Shenandoah council denies use of stucco replacement material in The Centro

The Shenandoah City Council discussed energy issues during a budget talk Aug. 10.

The Shenandoah City Council discussed energy issues during a budget talk Aug. 10.

Following a 3-2 vote from the Shenandoah City Council on April 24, the developer of The Centro has been denied using a new material to replace the use of stucco for building homes as part of The Centro.

The Centro consists of 96 single-family residences and 18 detached live-work units ranging from $300,000 to $400,000. The development is located near I-45 and Hwy. 242..

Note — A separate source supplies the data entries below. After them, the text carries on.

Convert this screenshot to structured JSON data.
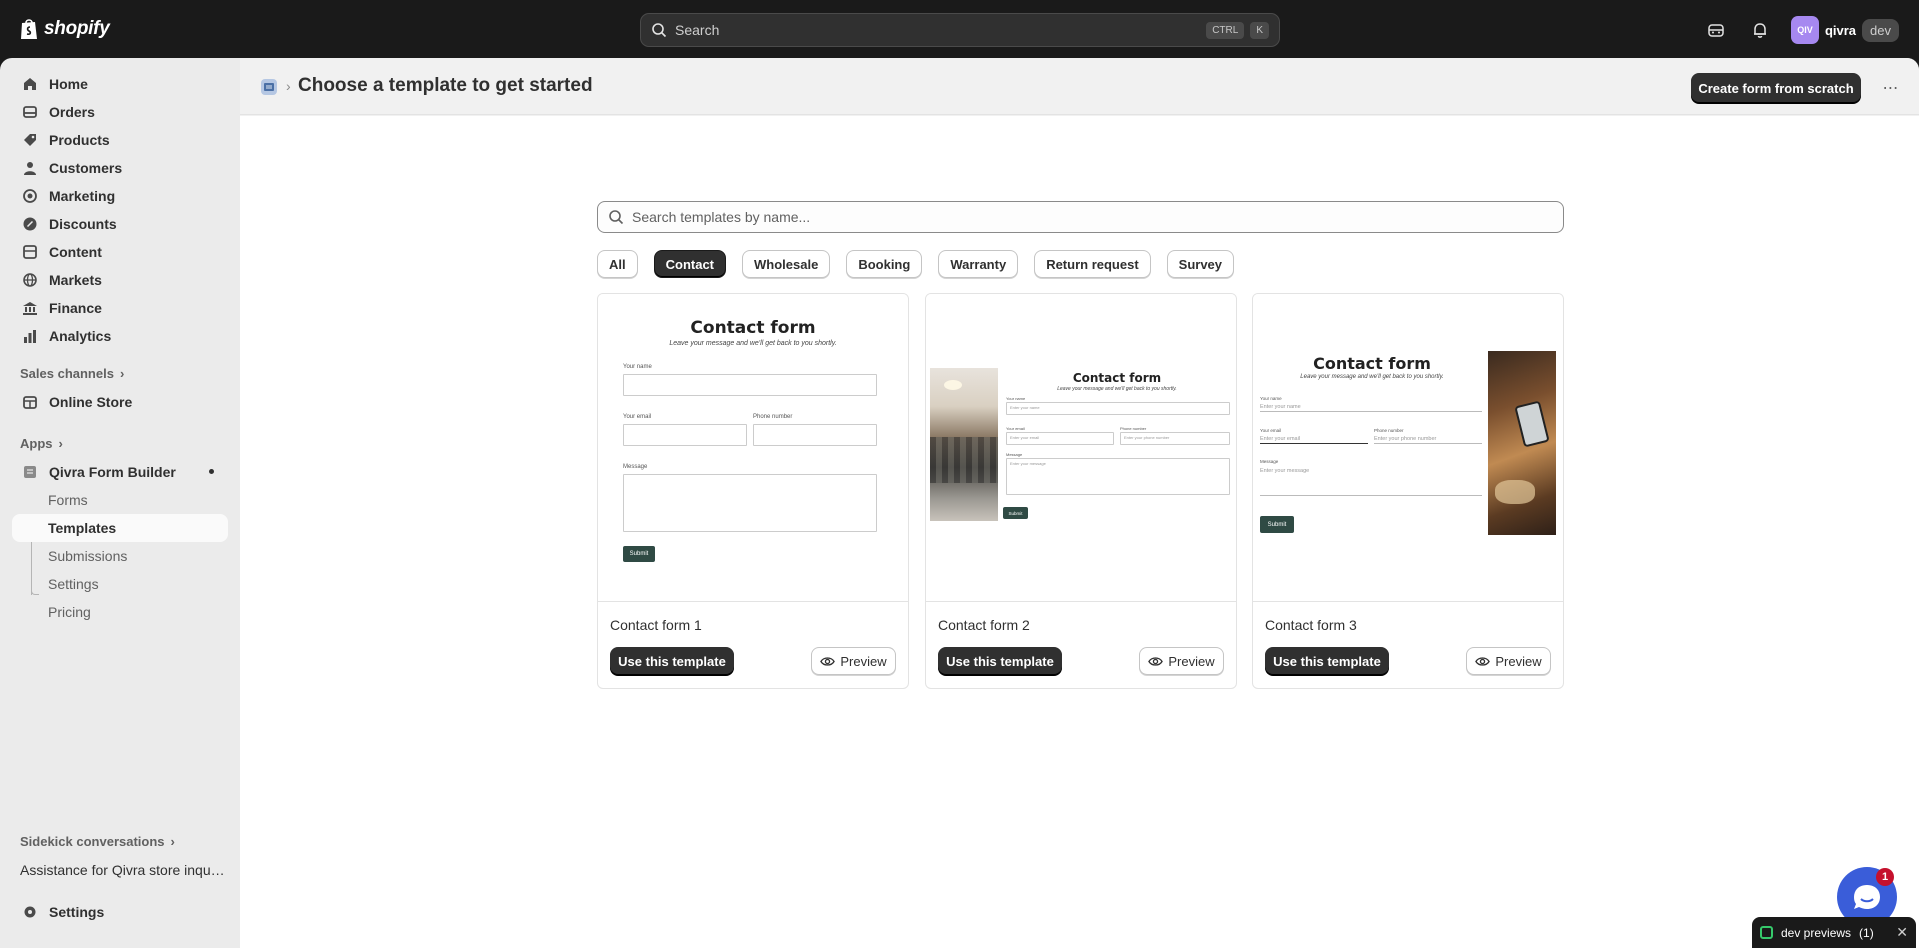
{
  "brand": {
    "name": "shopify"
  },
  "topbar": {
    "search_placeholder": "Search",
    "shortcut_keys": [
      "CTRL",
      "K"
    ],
    "account": {
      "initials": "QIV",
      "name": "qivra",
      "tag": "dev"
    }
  },
  "sidebar": {
    "nav": [
      {
        "label": "Home",
        "icon": "home-icon"
      },
      {
        "label": "Orders",
        "icon": "orders-icon"
      },
      {
        "label": "Products",
        "icon": "tag-icon"
      },
      {
        "label": "Customers",
        "icon": "person-icon"
      },
      {
        "label": "Marketing",
        "icon": "target-icon"
      },
      {
        "label": "Discounts",
        "icon": "discount-icon"
      },
      {
        "label": "Content",
        "icon": "content-icon"
      },
      {
        "label": "Markets",
        "icon": "globe-icon"
      },
      {
        "label": "Finance",
        "icon": "bank-icon"
      },
      {
        "label": "Analytics",
        "icon": "chart-icon"
      }
    ],
    "sales_channels": "Sales channels",
    "online_store": "Online Store",
    "apps": "Apps",
    "app_name": "Qivra Form Builder",
    "app_sub": [
      "Forms",
      "Templates",
      "Submissions",
      "Settings",
      "Pricing"
    ],
    "active_sub": "Templates",
    "sidekick": "Sidekick conversations",
    "sidekick_item": "Assistance for Qivra store inquiries",
    "settings": "Settings"
  },
  "page": {
    "title": "Choose a template to get started",
    "create_button": "Create form from scratch",
    "more": "⋯",
    "template_search_placeholder": "Search templates by name...",
    "filters": [
      "All",
      "Contact",
      "Wholesale",
      "Booking",
      "Warranty",
      "Return request",
      "Survey"
    ],
    "active_filter": "Contact",
    "cards": [
      {
        "title": "Contact form 1",
        "use": "Use this template",
        "preview": "Preview"
      },
      {
        "title": "Contact form 2",
        "use": "Use this template",
        "preview": "Preview"
      },
      {
        "title": "Contact form 3",
        "use": "Use this template",
        "preview": "Preview"
      }
    ]
  },
  "mini_form": {
    "title": "Contact form",
    "subtitle": "Leave your message and we'll get back to you shortly.",
    "name_label": "Your name",
    "email_label": "Your email",
    "phone_label": "Phone number",
    "message_label": "Message",
    "name_ph": "Enter your name",
    "email_ph": "Enter your email",
    "phone_ph": "Enter your phone number",
    "message_ph": "Enter your message",
    "submit": "Submit"
  },
  "floating": {
    "chat_badge": "1",
    "dev_previews": "dev previews",
    "dev_count": "(1)"
  },
  "colors": {
    "primary": "#303030",
    "avatar": "#a688f0",
    "chat": "#3a5dd9",
    "badge": "#c5102c",
    "submit": "#2f4a44"
  }
}
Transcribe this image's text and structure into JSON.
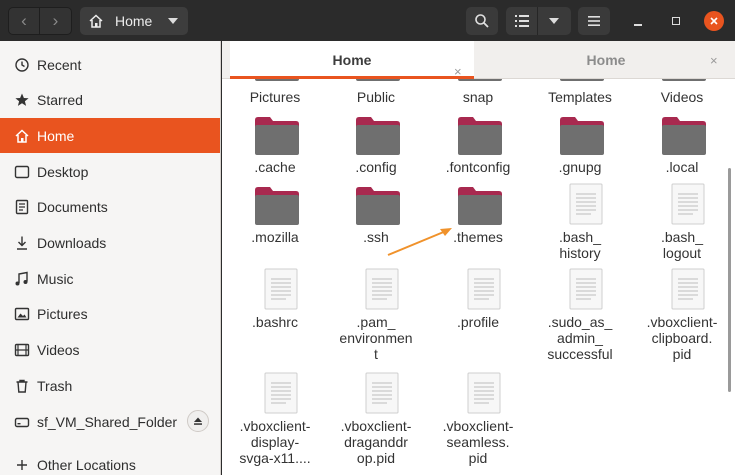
{
  "header": {
    "path_label": "Home"
  },
  "sidebar": {
    "items": [
      {
        "label": "Recent",
        "icon": "clock-icon"
      },
      {
        "label": "Starred",
        "icon": "star-icon"
      },
      {
        "label": "Home",
        "icon": "home-icon",
        "active": true
      },
      {
        "label": "Desktop",
        "icon": "desktop-icon"
      },
      {
        "label": "Documents",
        "icon": "documents-icon"
      },
      {
        "label": "Downloads",
        "icon": "download-icon"
      },
      {
        "label": "Music",
        "icon": "music-icon"
      },
      {
        "label": "Pictures",
        "icon": "pictures-icon"
      },
      {
        "label": "Videos",
        "icon": "videos-icon"
      },
      {
        "label": "Trash",
        "icon": "trash-icon"
      },
      {
        "label": "sf_VM_Shared_Folder",
        "icon": "drive-icon"
      },
      {
        "label": "Other Locations",
        "icon": "plus-icon"
      }
    ]
  },
  "tabs": [
    {
      "label": "Home",
      "close": "×"
    },
    {
      "label": "Home",
      "close": "×"
    }
  ],
  "files": {
    "row0": [
      "Pictures",
      "Public",
      "snap",
      "Templates",
      "Videos"
    ],
    "row1": [
      ".cache",
      ".config",
      ".fontconfig",
      ".gnupg",
      ".local"
    ],
    "row2": [
      {
        "l1": ".mozilla",
        "l2": "",
        "type": "folder"
      },
      {
        "l1": ".ssh",
        "l2": "",
        "type": "folder"
      },
      {
        "l1": ".themes",
        "l2": "",
        "type": "folder"
      },
      {
        "l1": ".bash_",
        "l2": "history",
        "type": "file"
      },
      {
        "l1": ".bash_",
        "l2": "logout",
        "type": "file"
      }
    ],
    "row3": [
      {
        "l1": ".bashrc",
        "l2": "",
        "l3": ""
      },
      {
        "l1": ".pam_",
        "l2": "environmen",
        "l3": "t"
      },
      {
        "l1": ".profile",
        "l2": "",
        "l3": ""
      },
      {
        "l1": ".sudo_as_",
        "l2": "admin_",
        "l3": "successful"
      },
      {
        "l1": ".vboxclient-",
        "l2": "clipboard.",
        "l3": "pid"
      }
    ],
    "row4": [
      {
        "l1": ".vboxclient-",
        "l2": "display-",
        "l3": "svga-x11...."
      },
      {
        "l1": ".vboxclient-",
        "l2": "draganddr",
        "l3": "op.pid"
      },
      {
        "l1": ".vboxclient-",
        "l2": "seamless.",
        "l3": "pid"
      }
    ]
  },
  "colors": {
    "accent": "#e9541f",
    "folder_top": "#a8294f",
    "folder_body": "#6f6f6f"
  }
}
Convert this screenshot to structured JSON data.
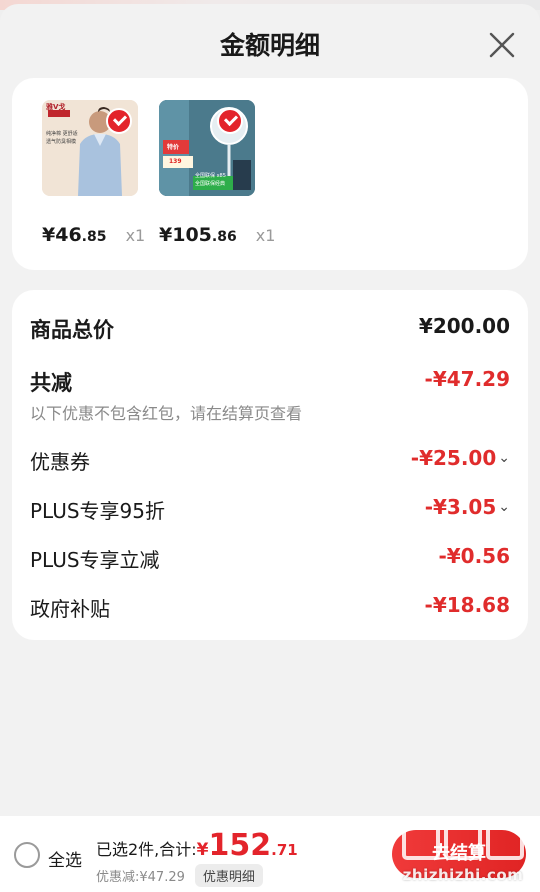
{
  "sheet": {
    "title": "金额明细"
  },
  "products": [
    {
      "price_int": "¥46",
      "price_dec": ".85",
      "qty": "x1"
    },
    {
      "price_int": "¥105",
      "price_dec": ".86",
      "qty": "x1"
    }
  ],
  "product_thumb_text": {
    "p1_brand": "雅V戈",
    "p1_line1": "纯净棉 更舒适",
    "p1_line2": "透气防臭相模",
    "p2_tag": "特价",
    "p2_price": "139",
    "p2_badge": "全国联保 x85",
    "p2_sub": "全国联保经典"
  },
  "detail": {
    "total_label": "商品总价",
    "total_value": "¥200.00",
    "reduce_label": "共减",
    "reduce_value": "-¥47.29",
    "note": "以下优惠不包含红包，请在结算页查看",
    "items": [
      {
        "label": "优惠券",
        "value": "-¥25.00",
        "expandable": true
      },
      {
        "label": "PLUS专享95折",
        "value": "-¥3.05",
        "expandable": true
      },
      {
        "label": "PLUS专享立减",
        "value": "-¥0.56",
        "expandable": false
      },
      {
        "label": "政府补贴",
        "value": "-¥18.68",
        "expandable": false
      }
    ]
  },
  "bottom": {
    "select_all": "全选",
    "selected_text": "已选2件,合计:",
    "total_currency": "¥",
    "total_int": "152",
    "total_dec": ".71",
    "discount_text": "优惠减:¥47.29",
    "detail_button": "优惠明细",
    "checkout_button": "去结算"
  },
  "watermark": {
    "text": "zhizhizhi.com",
    "logo": "值值值"
  },
  "colors": {
    "accent": "#e3242b",
    "background": "#efefef",
    "card": "#ffffff"
  }
}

Attorney Brett Strong, who represents The Centro builder Palmetto Homes, said the developer sought an amendment to the planned development district to use a replacement material for siding the exterior of the homes. Documents submitted from Palmetto Homes indicate the city’s integrated development code requires developers to have 80% masonry content, which the new material does not have.

“The real issue here is that it’s a new material and it’s not on your approved list, nor has it been tested as a combination by the certification sources that are listed in your development code,” Strong said. “If this isn’t passed, the client is going to have to raise the price of a home and in their opinion, provide a slower delivery.”

Strong added an increased price may be passed on to future buyers if stucco is used.

Council member Ron Raymaker made a motion to deny the amendment. Raymaker said Palmetto had signed an agreement to adhere to the masonry requirement in order to develop the project.

“You’ve known the price point of your homes for four years now,” Raymaker said. “What I’m asking you to do is abide by the agreement you made with the city. I just don’t like this moving around … just stick by your agreement.”

Council member Michael McLeod said he had concerns with Shenandoah being the testing ground for a new material.

“This is a totally new product,” McLeod said. “We know what stucco has to do to work right. We know it requires a proper workman.”

If the developer still wishes to pursue using the new material, there is a six-month “time out” period. Strong said with the denial, Palmetto plans to advance using stucco.